Surcharging doesn’t have to be a bad word


“The time has come to rethink surcharging not as a necessary evil but as a strategic advantage that can benefit both businesses and customers,” writes a Billtrust executive

Nick Izquierdo is the executive vice president of payments at Lawrenceville, New Jersey-based accounts receivable software company Billtrust. He is based in Atlanta.

In payments and accounts receivable, one policy has consistently stirred controversy: recapturing card acceptance costs, known as surcharging.

Many see it as a customer-unfriendly practice, but what if we're looking at it all wrong? The time has come to rethink surcharging not as a necessary evil but as a strategic advantage that can benefit both businesses and customers. Yes, you read that right — surcharging can be a win-win.

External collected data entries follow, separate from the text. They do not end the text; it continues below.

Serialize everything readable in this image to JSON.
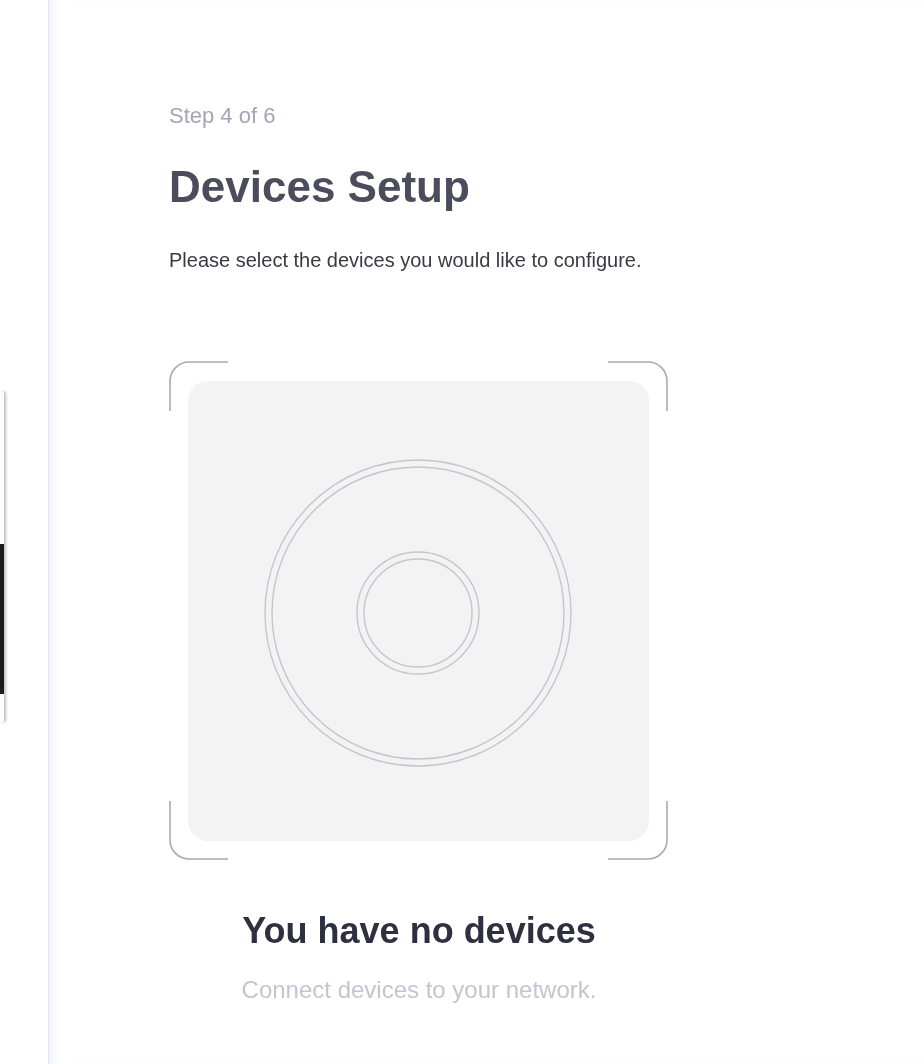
{
  "header": {
    "step": "Step 4 of 6",
    "title": "Devices Setup",
    "description": "Please select the devices you would like to configure."
  },
  "empty_state": {
    "title": "You have no devices",
    "message": "Connect devices to your network."
  }
}
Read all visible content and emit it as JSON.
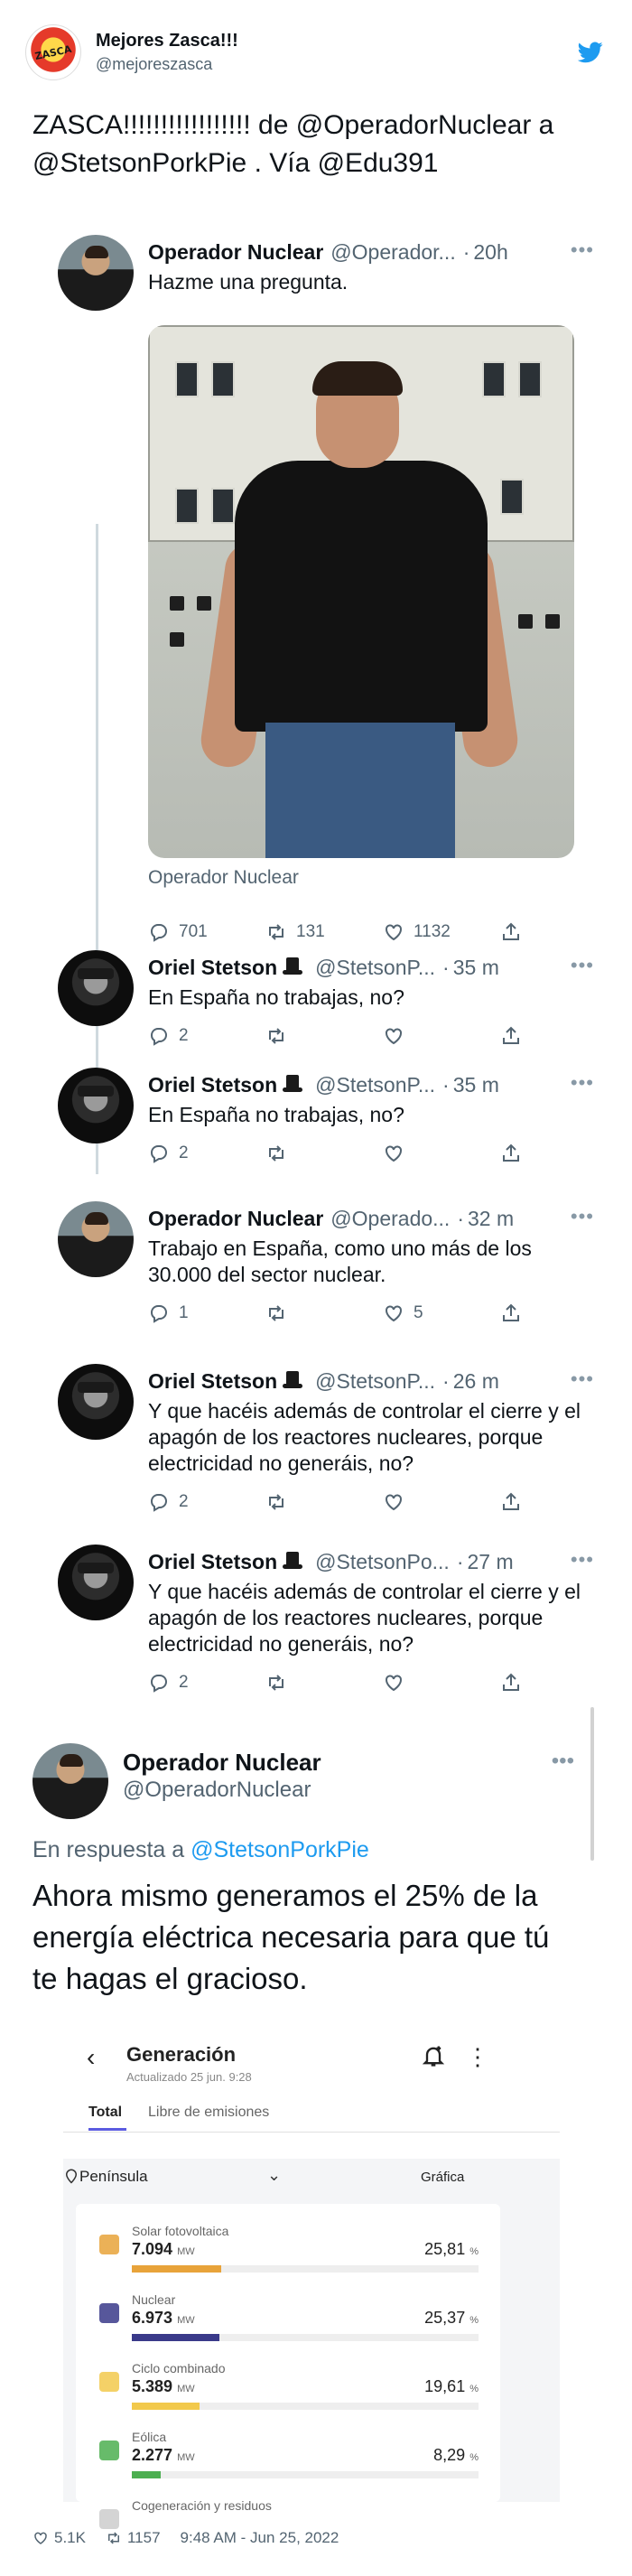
{
  "outer": {
    "name": "Mejores Zasca!!!",
    "handle": "@mejoreszasca",
    "avatar_logo_text": "ZASCA",
    "text": "ZASCA!!!!!!!!!!!!!!!!! de @OperadorNuclear a @StetsonPorkPie . Vía @Edu391",
    "likes": "5.1K",
    "retweets": "1157",
    "timestamp": "9:48 AM - Jun 25, 2022",
    "brand_color": "#1d9bf0"
  },
  "tweets": [
    {
      "name": "Operador Nuclear",
      "handle": "@Operador...",
      "time": "20h",
      "text": "Hazme una pregunta.",
      "photo_caption": "Operador Nuclear",
      "replies": "701",
      "retweets": "131",
      "likes": "1132"
    },
    {
      "name": "Oriel Stetson",
      "handle": "@StetsonP...",
      "time": "35 m",
      "text": "En España no trabajas, no?",
      "replies": "2",
      "retweets": "",
      "likes": ""
    },
    {
      "name": "Oriel Stetson",
      "handle": "@StetsonP...",
      "time": "35 m",
      "text": "En España no trabajas, no?",
      "replies": "2",
      "retweets": "",
      "likes": ""
    },
    {
      "name": "Operador Nuclear",
      "handle": "@Operado...",
      "time": "32 m",
      "text": "Trabajo en España, como uno más de los 30.000 del sector nuclear.",
      "replies": "1",
      "retweets": "",
      "likes": "5"
    },
    {
      "name": "Oriel Stetson",
      "handle": "@StetsonP...",
      "time": "26 m",
      "text": "Y que hacéis además de controlar el cierre y el apagón de los reactores nucleares, porque electricidad no generáis, no?",
      "replies": "2",
      "retweets": "",
      "likes": ""
    },
    {
      "name": "Oriel Stetson",
      "handle": "@StetsonPo...",
      "time": "27 m",
      "text": "Y que hacéis además de controlar el cierre y el apagón de los reactores nucleares, porque electricidad no generáis, no?",
      "replies": "2",
      "retweets": "",
      "likes": ""
    }
  ],
  "reply": {
    "name": "Operador Nuclear",
    "handle": "@OperadorNuclear",
    "in_reply_prefix": "En respuesta a",
    "in_reply_to": "@StetsonPorkPie",
    "text": "Ahora mismo generamos el 25% de la energía eléctrica necesaria para que tú te hagas el gracioso."
  },
  "app": {
    "title": "Generación",
    "updated": "Actualizado 25 jun. 9:28",
    "tab_total": "Total",
    "tab_libre": "Libre de emisiones",
    "region": "Península",
    "grafica": "Gráfica",
    "rows": [
      {
        "name": "Solar fotovoltaica",
        "value": "7.094",
        "unit": "MW",
        "pct": "25,81",
        "pct_unit": "%",
        "share": 0.2581,
        "color": "#e8a33a"
      },
      {
        "name": "Nuclear",
        "value": "6.973",
        "unit": "MW",
        "pct": "25,37",
        "pct_unit": "%",
        "share": 0.2537,
        "color": "#3a3a8a"
      },
      {
        "name": "Ciclo combinado",
        "value": "5.389",
        "unit": "MW",
        "pct": "19,61",
        "pct_unit": "%",
        "share": 0.1961,
        "color": "#f2c94c"
      },
      {
        "name": "Eólica",
        "value": "2.277",
        "unit": "MW",
        "pct": "8,29",
        "pct_unit": "%",
        "share": 0.0829,
        "color": "#4caf50"
      },
      {
        "name": "Cogeneración y residuos",
        "value": "",
        "unit": "",
        "pct": "",
        "pct_unit": "",
        "share": 0,
        "color": "#cccccc"
      }
    ]
  }
}
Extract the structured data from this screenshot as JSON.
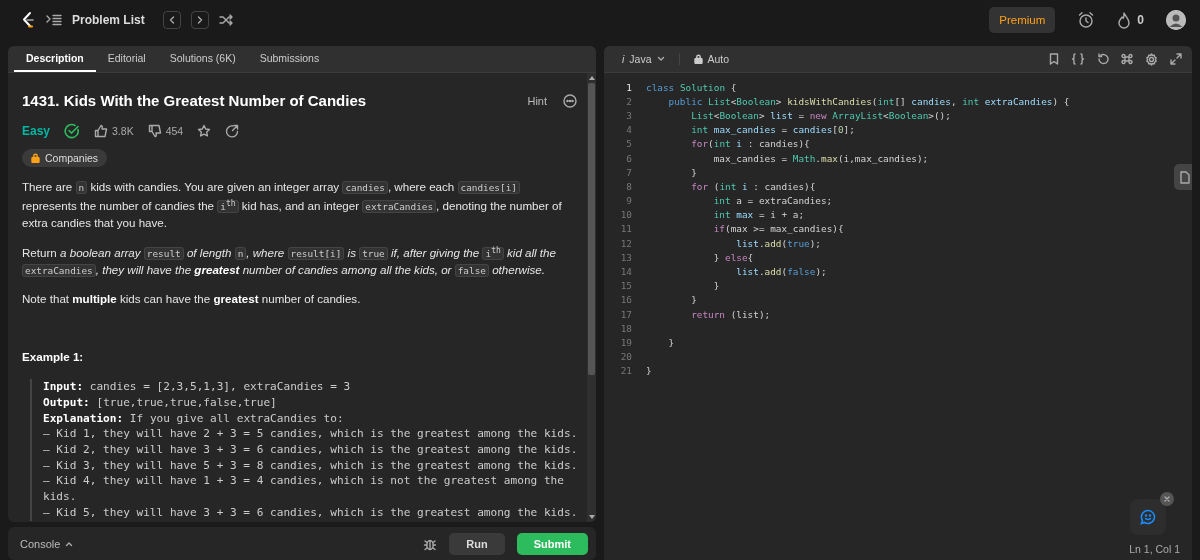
{
  "nav": {
    "title": "Problem List",
    "premium": "Premium",
    "streak": "0"
  },
  "tabs": [
    {
      "label": "Description",
      "selected": true
    },
    {
      "label": "Editorial",
      "selected": false
    },
    {
      "label": "Solutions (6K)",
      "selected": false
    },
    {
      "label": "Submissions",
      "selected": false
    }
  ],
  "problem": {
    "title": "1431. Kids With the Greatest Number of Candies",
    "hint": "Hint",
    "difficulty": "Easy",
    "solved": true,
    "likes": "3.8K",
    "dislikes": "454",
    "companies": "Companies"
  },
  "paragraphs": [
    [
      {
        "kind": "plain",
        "text": "There are "
      },
      {
        "kind": "code",
        "text": "n"
      },
      {
        "kind": "plain",
        "text": " kids with candies. You are given an integer array "
      },
      {
        "kind": "code",
        "text": "candies"
      },
      {
        "kind": "plain",
        "text": ", where each "
      },
      {
        "kind": "code",
        "text": "candies[i]"
      },
      {
        "kind": "plain",
        "text": " represents the number of candies the "
      },
      {
        "kind": "code",
        "text": "i$^{th}$"
      },
      {
        "kind": "plain",
        "text": " kid has, and an integer "
      },
      {
        "kind": "code",
        "text": "extraCandies"
      },
      {
        "kind": "plain",
        "text": ", denoting the number of extra candies that you have."
      }
    ],
    [
      {
        "kind": "plain",
        "text": "Return "
      },
      {
        "kind": "italic",
        "text": "a boolean array "
      },
      {
        "kind": "code",
        "text": "result"
      },
      {
        "kind": "italic",
        "text": " of length "
      },
      {
        "kind": "code",
        "text": "n"
      },
      {
        "kind": "italic",
        "text": ", where "
      },
      {
        "kind": "code",
        "text": "result[i]"
      },
      {
        "kind": "italic",
        "text": " is "
      },
      {
        "kind": "code",
        "text": "true"
      },
      {
        "kind": "italic",
        "text": " if, after giving the "
      },
      {
        "kind": "code",
        "text": "i$^{th}$"
      },
      {
        "kind": "italic",
        "text": " kid all the "
      },
      {
        "kind": "code",
        "text": "extraCandies"
      },
      {
        "kind": "italic",
        "text": ", they will have the "
      },
      {
        "kind": "strong-italic",
        "text": "greatest"
      },
      {
        "kind": "italic",
        "text": " number of candies among all the kids, or "
      },
      {
        "kind": "code",
        "text": "false"
      },
      {
        "kind": "italic",
        "text": " otherwise."
      }
    ],
    [
      {
        "kind": "plain",
        "text": "Note that "
      },
      {
        "kind": "strong",
        "text": "multiple"
      },
      {
        "kind": "plain",
        "text": " kids can have the "
      },
      {
        "kind": "strong",
        "text": "greatest"
      },
      {
        "kind": "plain",
        "text": " number of candies."
      }
    ]
  ],
  "example": {
    "title": "Example 1:",
    "fields": [
      {
        "label": "Input:",
        "text": "candies = [2,3,5,1,3], extraCandies = 3"
      },
      {
        "label": "Output:",
        "text": "[true,true,true,false,true]"
      },
      {
        "label": "Explanation:",
        "text": "If you give all extraCandies to:"
      }
    ],
    "lines": [
      "– Kid 1, they will have 2 + 3 = 5 candies, which is the greatest among the kids.",
      "– Kid 2, they will have 3 + 3 = 6 candies, which is the greatest among the kids.",
      "– Kid 3, they will have 5 + 3 = 8 candies, which is the greatest among the kids.",
      "– Kid 4, they will have 1 + 3 = 4 candies, which is not the greatest among the kids.",
      "– Kid 5, they will have 3 + 3 = 6 candies, which is the greatest among the kids."
    ]
  },
  "console": {
    "label": "Console",
    "run": "Run",
    "submit": "Submit"
  },
  "editor": {
    "language_icon": "i",
    "language": "Java",
    "mode": "Auto",
    "status": "Ln 1, Col 1",
    "lines": [
      {
        "number": "1",
        "current": true,
        "tokens": [
          {
            "kind": "kw",
            "text": "class"
          },
          {
            "kind": "type",
            "text": " Solution"
          },
          {
            "kind": "plain",
            "text": " {"
          }
        ]
      },
      {
        "number": "2",
        "current": false,
        "tokens": [
          {
            "kind": "kw",
            "text": "    public"
          },
          {
            "kind": "type",
            "text": " List"
          },
          {
            "kind": "plain",
            "text": "<"
          },
          {
            "kind": "type",
            "text": "Boolean"
          },
          {
            "kind": "plain",
            "text": "> "
          },
          {
            "kind": "fn",
            "text": "kidsWithCandies"
          },
          {
            "kind": "plain",
            "text": "("
          },
          {
            "kind": "type",
            "text": "int"
          },
          {
            "kind": "plain",
            "text": "[] "
          },
          {
            "kind": "var",
            "text": "candies"
          },
          {
            "kind": "plain",
            "text": ", "
          },
          {
            "kind": "type",
            "text": "int"
          },
          {
            "kind": "var",
            "text": " extraCandies"
          },
          {
            "kind": "plain",
            "text": ") {"
          }
        ]
      },
      {
        "number": "3",
        "current": false,
        "tokens": [
          {
            "kind": "type",
            "text": "        List"
          },
          {
            "kind": "plain",
            "text": "<"
          },
          {
            "kind": "type",
            "text": "Boolean"
          },
          {
            "kind": "plain",
            "text": "> "
          },
          {
            "kind": "var",
            "text": "list"
          },
          {
            "kind": "plain",
            "text": " = "
          },
          {
            "kind": "ctrl",
            "text": "new"
          },
          {
            "kind": "type",
            "text": " ArrayList"
          },
          {
            "kind": "plain",
            "text": "<"
          },
          {
            "kind": "type",
            "text": "Boolean"
          },
          {
            "kind": "plain",
            "text": ">();"
          }
        ]
      },
      {
        "number": "4",
        "current": false,
        "tokens": [
          {
            "kind": "type",
            "text": "        int"
          },
          {
            "kind": "var",
            "text": " max_candies"
          },
          {
            "kind": "plain",
            "text": " = "
          },
          {
            "kind": "var",
            "text": "candies"
          },
          {
            "kind": "plain",
            "text": "["
          },
          {
            "kind": "num",
            "text": "0"
          },
          {
            "kind": "plain",
            "text": "];"
          }
        ]
      },
      {
        "number": "5",
        "current": false,
        "tokens": [
          {
            "kind": "ctrl",
            "text": "        for"
          },
          {
            "kind": "plain",
            "text": "("
          },
          {
            "kind": "type",
            "text": "int"
          },
          {
            "kind": "var",
            "text": " i"
          },
          {
            "kind": "plain",
            "text": " : candies){"
          }
        ]
      },
      {
        "number": "6",
        "current": false,
        "tokens": [
          {
            "kind": "plain",
            "text": "            max_candies = "
          },
          {
            "kind": "type",
            "text": "Math"
          },
          {
            "kind": "plain",
            "text": "."
          },
          {
            "kind": "fn",
            "text": "max"
          },
          {
            "kind": "plain",
            "text": "(i,max_candies);"
          }
        ]
      },
      {
        "number": "7",
        "current": false,
        "tokens": [
          {
            "kind": "plain",
            "text": "        }"
          }
        ]
      },
      {
        "number": "8",
        "current": false,
        "tokens": [
          {
            "kind": "ctrl",
            "text": "        for"
          },
          {
            "kind": "plain",
            "text": " ("
          },
          {
            "kind": "type",
            "text": "int"
          },
          {
            "kind": "var",
            "text": " i"
          },
          {
            "kind": "plain",
            "text": " : candies){"
          }
        ]
      },
      {
        "number": "9",
        "current": false,
        "tokens": [
          {
            "kind": "type",
            "text": "            int"
          },
          {
            "kind": "plain",
            "text": " a = extraCandies;"
          }
        ]
      },
      {
        "number": "10",
        "current": false,
        "tokens": [
          {
            "kind": "type",
            "text": "            int"
          },
          {
            "kind": "var",
            "text": " max"
          },
          {
            "kind": "plain",
            "text": " = i + a;"
          }
        ]
      },
      {
        "number": "11",
        "current": false,
        "tokens": [
          {
            "kind": "ctrl",
            "text": "            if"
          },
          {
            "kind": "plain",
            "text": "(max >= max_candies){"
          }
        ]
      },
      {
        "number": "12",
        "current": false,
        "tokens": [
          {
            "kind": "var",
            "text": "                list"
          },
          {
            "kind": "plain",
            "text": "."
          },
          {
            "kind": "fn",
            "text": "add"
          },
          {
            "kind": "plain",
            "text": "("
          },
          {
            "kind": "kw",
            "text": "true"
          },
          {
            "kind": "plain",
            "text": ");"
          }
        ]
      },
      {
        "number": "13",
        "current": false,
        "tokens": [
          {
            "kind": "plain",
            "text": "            } "
          },
          {
            "kind": "ctrl",
            "text": "else"
          },
          {
            "kind": "plain",
            "text": "{"
          }
        ]
      },
      {
        "number": "14",
        "current": false,
        "tokens": [
          {
            "kind": "var",
            "text": "                list"
          },
          {
            "kind": "plain",
            "text": "."
          },
          {
            "kind": "fn",
            "text": "add"
          },
          {
            "kind": "plain",
            "text": "("
          },
          {
            "kind": "kw",
            "text": "false"
          },
          {
            "kind": "plain",
            "text": ");"
          }
        ]
      },
      {
        "number": "15",
        "current": false,
        "tokens": [
          {
            "kind": "plain",
            "text": "            }"
          }
        ]
      },
      {
        "number": "16",
        "current": false,
        "tokens": [
          {
            "kind": "plain",
            "text": "        }"
          }
        ]
      },
      {
        "number": "17",
        "current": false,
        "tokens": [
          {
            "kind": "ctrl",
            "text": "        return"
          },
          {
            "kind": "plain",
            "text": " (list);"
          }
        ]
      },
      {
        "number": "18",
        "current": false
      },
      {
        "number": "19",
        "current": false,
        "tokens": [
          {
            "kind": "plain",
            "text": "    }"
          }
        ]
      },
      {
        "number": "20",
        "current": false
      },
      {
        "number": "21",
        "current": false,
        "tokens": [
          {
            "kind": "plain",
            "text": "}"
          }
        ]
      }
    ]
  }
}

Surcharging, or the practice of passing credit card transaction fees onto the customer, often gets a bad rap. Critics argue it alienates customers and deters sales. But let's face it — those critics are clinging to outdated notions. In reality, a well-implemented surcharging policy can enhance customer experience while bolstering a company’s bottom line. It’s time we challenge the stigma and embrace the strategic potential of surcharging.

AR teams today are not mere bill collectors. They are strategic financial managers armed with sophisticated software tools. By leveraging surcharging, AR teams can manage acceptance costs more effectively. This empowerment is crucial as it puts businesses in the driver’s seat, allowing them to tailor payment policies that align with their unique objectives.

Consider the flexibility that comes with establishing a comprehensive payment policy. Companies can manage acceptance costs and optimize cash flow by encouraging early payments or more dynamic and customized grace period configurability, as well as limiting high-cost payment methods. This approach not only reduces financial strain but also empowers AR teams with the tools and visibility needed to meet broader business objectives. For instance, surcharging can help businesses manage their cash flow by incentivizing customers to pay earlier for discounts or to use cheaper payment methods.

Contrary to popular belief, surcharging can improve customer satisfaction. How? Transparency and choice. When customers understand the cost structure and have options, such as early payment discounts or various payment methods, they feel more in control and trust the process more. A transparent surcharging policy is not punitive -- it’s empowering.

Clear communication is key. Informing customers about surcharging policies upfront, explaining the reasons behind them, and offering alternatives can enhance the customer experience. Customers appreciate honesty and transparency, especially when they understand that surcharging helps businesses maintain fair pricing and service quality.

Furthermore, offering a dynamic and flexible range of payment options demonstrates a commitment to customer convenience. This approach builds trust and loyalty – customers are more likely to continue doing business with a company that values their time and offers flexible payment solutions.

Let’s be clear: surcharging isn’t about nickel-and-diming customers. It’s about smart, sustainable business practices. By shifting the burden of transaction fees back to the user, businesses can maintain profitability without compromising service quality or hiking prices. More than just a way to save costs, it's a strategic move that allows businesses to reinvest savings into growth and innovation.

When combined with dynamic, flexible payment options, surcharging creates a cash flow-friendly environment. Businesses receive payments faster and more predictably, which is crucial for growth. Improved cash flow enables companies to meet operational expenses, seize new opportunities, and navigate economic uncertainties more effectively. This kind of financial stability isn't just nice to have -- it's essential for long-term success.

Surcharging also forces businesses to stay current with regulations, fostering a culture of compliance. This adaptability gives teams a competitive edge in a rapidly changing market. Staying informed about regulatory changes and ensuring compliance can help businesses avoid legal pitfalls and maintain a positive reputation. In essence, surcharging forces businesses to operate ethically and transparently, which builds customer trust.

Furthermore, surcharging empowers AR teams to move beyond basic invoice management and start strategically driving business objectives. This control translates to better decision-making and financial health. When AR teams implement payment policies that align with broader business goals, such as reducing reliance on high-cost payment methods and optimizing revenue streams, the entire organization benefits. This isn’t just about managing costs -- it's about transforming AR into a powerful tool for enhancing overall business performance.

Here’s the hard truth: many businesses are stuck in a rut with outdated payment policies. They avoid surcharging because it’s seen as customer unfriendly. But this is a losing strategy. The marketplace is evolving, and businesses must evolve with it.

Surcharging, when done transparently and fairly, can be a catalyst for positive change. It’s time to look past misconceptions and start leveraging the full potential of this powerful tool.

Surcharging challenges the status quo and forces businesses to rethink their approach to payment policies. By embracing surcharging as a strategic tool, businesses can optimize costs, improve cash flow, and enhance customer relationships. It’s a move that requires careful planning and execution, but the rewards are well worth the effort.